We are proud to announce that the preprint of the next generation of Parkinson’s disease meta-analyses of genome-wide association studies (Meta-GWAS) by GP2 is now available.
The study is groundbreaking, encompassing 63,555 cases,17,700 proxy cases with a family history of Parkinson’s disease, and 1,746,386 controls – making it the most comprehensive investigation of Parkinson’s disease genetic risk to date. It highlights the power of open science, open data, and unified data generation and analysis processes deployed globally in the cloud.
Key Study Findings
Our findings expand our understanding of Parkinson’s etiology, and include:
- Identification of 134 risk loci (59 novel) and a total of 157 independent risk variants across these loci, significantly expanding our understanding of Parkinson’s disease risk.

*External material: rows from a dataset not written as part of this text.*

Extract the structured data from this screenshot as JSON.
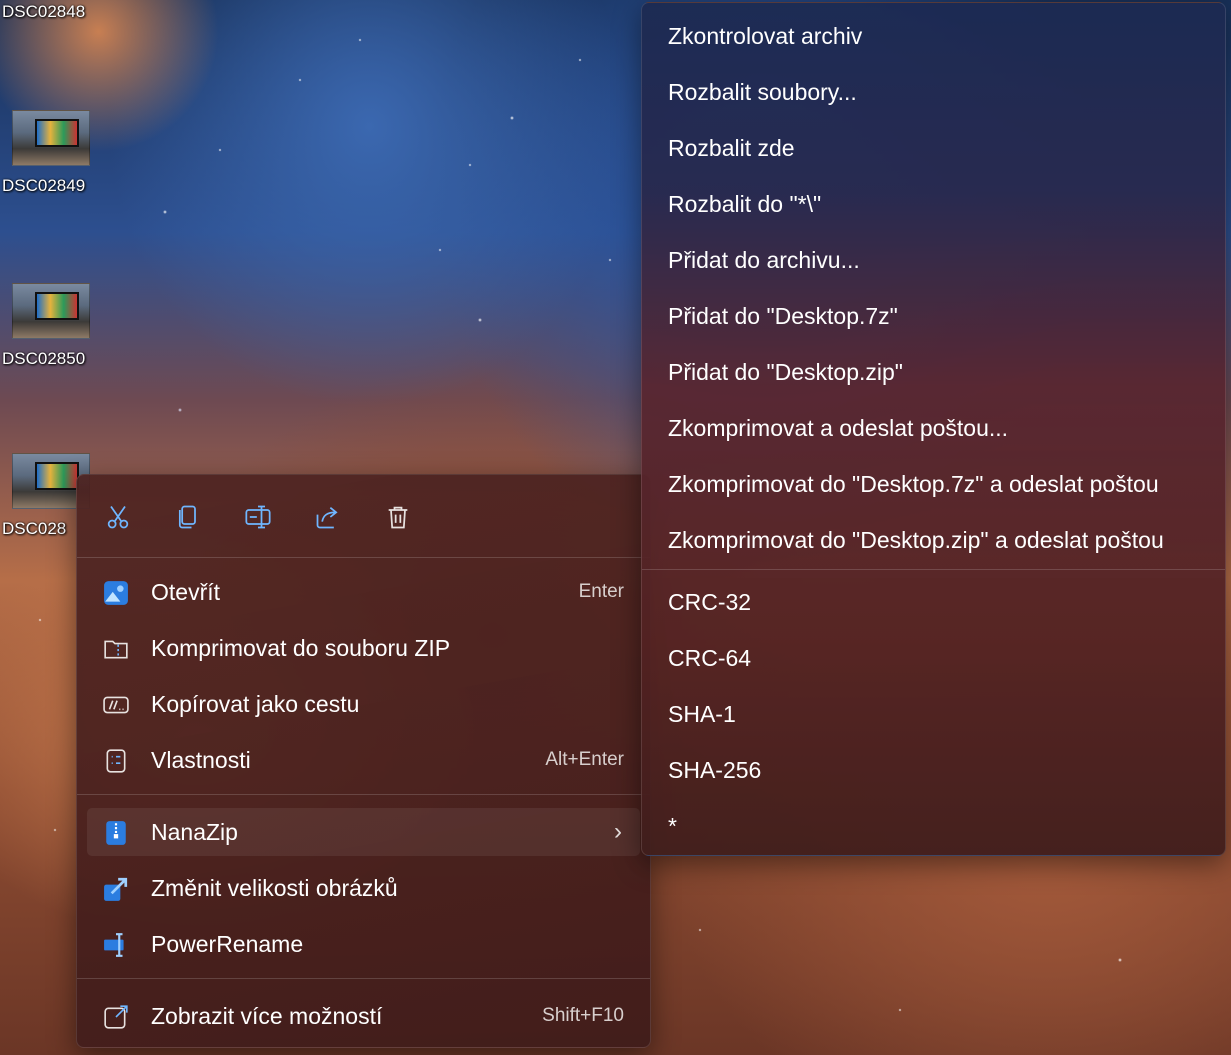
{
  "desktop": {
    "icons": [
      {
        "label": "DSC02848"
      },
      {
        "label": "DSC02849"
      },
      {
        "label": "DSC02850"
      },
      {
        "label": "DSC028"
      }
    ]
  },
  "context_menu": {
    "toolbar": [
      {
        "name": "cut-icon"
      },
      {
        "name": "copy-icon"
      },
      {
        "name": "rename-icon"
      },
      {
        "name": "share-icon"
      },
      {
        "name": "delete-icon"
      }
    ],
    "items": [
      {
        "label": "Otevřít",
        "shortcut": "Enter",
        "icon": "photos-app-icon"
      },
      {
        "label": "Komprimovat do souboru ZIP",
        "shortcut": "",
        "icon": "zip-folder-icon"
      },
      {
        "label": "Kopírovat jako cestu",
        "shortcut": "",
        "icon": "copy-path-icon"
      },
      {
        "label": "Vlastnosti",
        "shortcut": "Alt+Enter",
        "icon": "properties-icon"
      },
      {
        "label": "NanaZip",
        "shortcut": "",
        "icon": "nanazip-icon",
        "has_submenu": true
      },
      {
        "label": "Změnit velikosti obrázků",
        "shortcut": "",
        "icon": "image-resizer-icon"
      },
      {
        "label": "PowerRename",
        "shortcut": "",
        "icon": "powerrename-icon"
      },
      {
        "label": "Zobrazit více možností",
        "shortcut": "Shift+F10",
        "icon": "more-options-icon"
      }
    ]
  },
  "nanazip_submenu": {
    "items": [
      "Zkontrolovat archiv",
      "Rozbalit soubory...",
      "Rozbalit zde",
      "Rozbalit do \"*\\\"",
      "Přidat do archivu...",
      "Přidat do \"Desktop.7z\"",
      "Přidat do \"Desktop.zip\"",
      "Zkomprimovat a odeslat poštou...",
      "Zkomprimovat do \"Desktop.7z\" a odeslat poštou",
      "Zkomprimovat do \"Desktop.zip\" a odeslat poštou"
    ],
    "hash_items": [
      "CRC-32",
      "CRC-64",
      "SHA-1",
      "SHA-256",
      "*"
    ]
  },
  "colors": {
    "menu_text": "#ffffff",
    "accent_blue": "#2b7de0"
  }
}
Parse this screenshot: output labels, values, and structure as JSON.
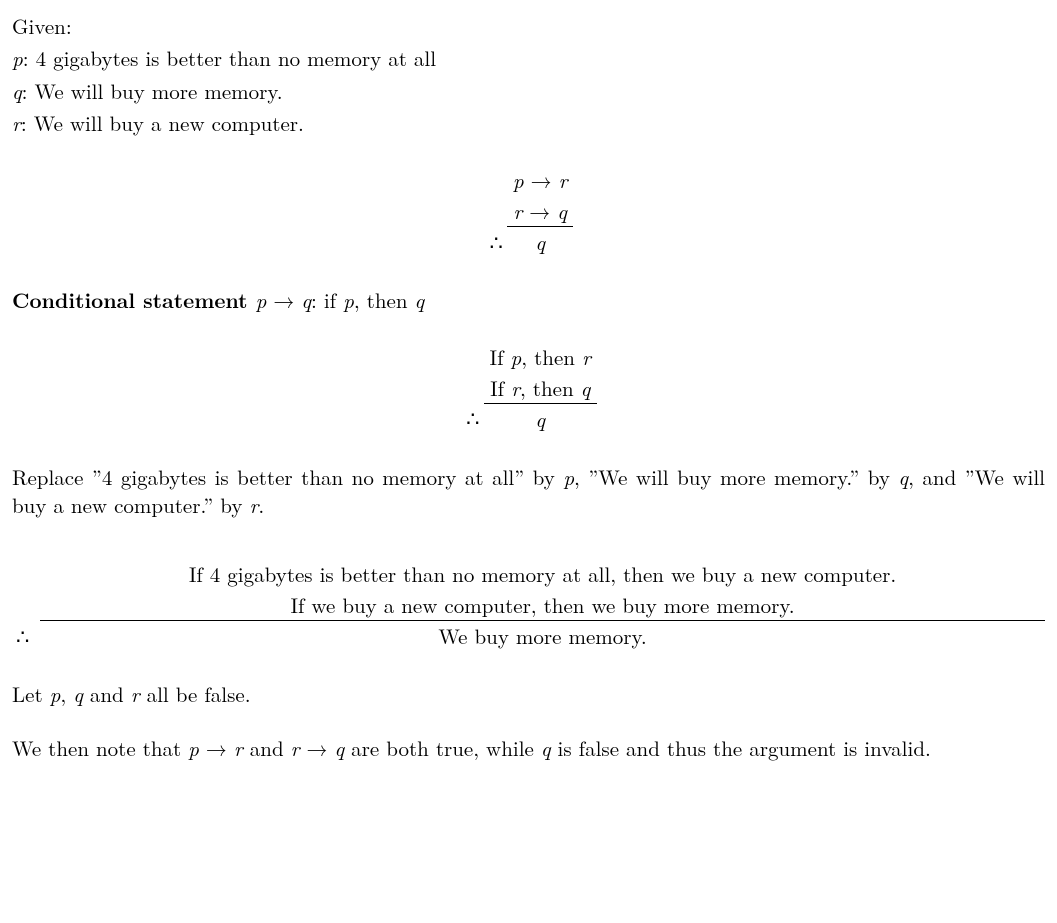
{
  "given_label": "Given:",
  "propositions": {
    "p": {
      "var": "p",
      "text": "4 gigabytes is better than no memory at all"
    },
    "q": {
      "var": "q",
      "text": "We will buy more memory."
    },
    "r": {
      "var": "r",
      "text": "We will buy a new computer."
    }
  },
  "symbolic_argument": {
    "premise1_lhs": "p",
    "premise1_rhs": "r",
    "premise2_lhs": "r",
    "premise2_rhs": "q",
    "therefore": "∴",
    "conclusion": "q"
  },
  "conditional_def": {
    "label": "Conditional statement ",
    "expr_lhs": "p",
    "expr_rhs": "q",
    "def_text": ": if ",
    "p": "p",
    "comma_then": ", then ",
    "q": "q"
  },
  "verbal_argument": {
    "p1_prefix": "If ",
    "p1_var1": "p",
    "p1_mid": ", then ",
    "p1_var2": "r",
    "p2_prefix": "If ",
    "p2_var1": "r",
    "p2_mid": ", then ",
    "p2_var2": "q",
    "therefore": "∴",
    "conclusion_var": "q"
  },
  "replace_para": {
    "t1": "Replace ”4 gigabytes is better than no memory at all” by ",
    "v1": "p",
    "t2": ", ”We will buy more memory.” by ",
    "v2": "q",
    "t3": ", and ”We will buy a new computer.” by ",
    "v3": "r",
    "t4": "."
  },
  "full_argument": {
    "p1": "If 4 gigabytes is better than no memory at all, then we buy a new computer.",
    "p2": "If we buy a new computer, then we buy more memory.",
    "therefore": "∴",
    "conclusion": "We buy more memory."
  },
  "let_para": {
    "t1": "Let ",
    "v1": "p",
    "t2": ", ",
    "v2": "q",
    "t3": " and ",
    "v3": "r",
    "t4": " all be false."
  },
  "note_para": {
    "t1": "We then note that ",
    "e1_lhs": "p",
    "e1_rhs": "r",
    "t2": " and ",
    "e2_lhs": "r",
    "e2_rhs": "q",
    "t3": " are both true, while ",
    "v1": "q",
    "t4": " is false and thus the argument is invalid."
  },
  "arrow": "→"
}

- Discovery through multi-omic data integration that the expression of the nominated risk genes is highly enriched in brain tissues, particularly in neuronal and astrocyte cell types.
- Prioritization of 33 high-confidence genes across the 134 loci for future follow-up studies.
Acknowledgments
This work is the result of a collaborative effort, with contributions from hundreds of individuals around the world. A few key individuals and their significant contributions include:
Hampton L. Leonard, Mary B. Makarious, Dan Vitale, and Mike A. Nalls designed the analysis, analyzed the data, and drafted the initial manuscript.
Astros Th. Skuladottir, Vala Palmadottir, Hreinn Stefansson, and Kari Stefansson designed the analysis and analyzed the data for the Iceland (ICE) ancestry GWAS from deCODE.
Kristin Levine, Hampton L. Leonard, Nicole Kuznetsov, Mary B. Makarious, Dan Vitale, Mat Koretsky contributed to quality control of GP2 genetic data and making it available to researchers.
Cornelis Blauwendraat and Andrew B. Singleton led study design, data logistics, and funding of the study.
Huw Morris, Manuela Tan, Hirotaka Iwaki, Simona Jasaityte, Ellie Stafford, Lietsel Jones, Shannon Ballard, J Solle, and Claire Wegel (Complex and Compliance Working Groups) designed the GP2 complex study, clinical and genetic data generation and preparation, and legal/data sharing logistics.
All other members of GP2 (contributors) contributed data and made critical revisions to this article.
A special thanks to Noel Burtt and her team from the Neurodegenerative Disease Knowledge Portal for hosting the summary statistics months in advance.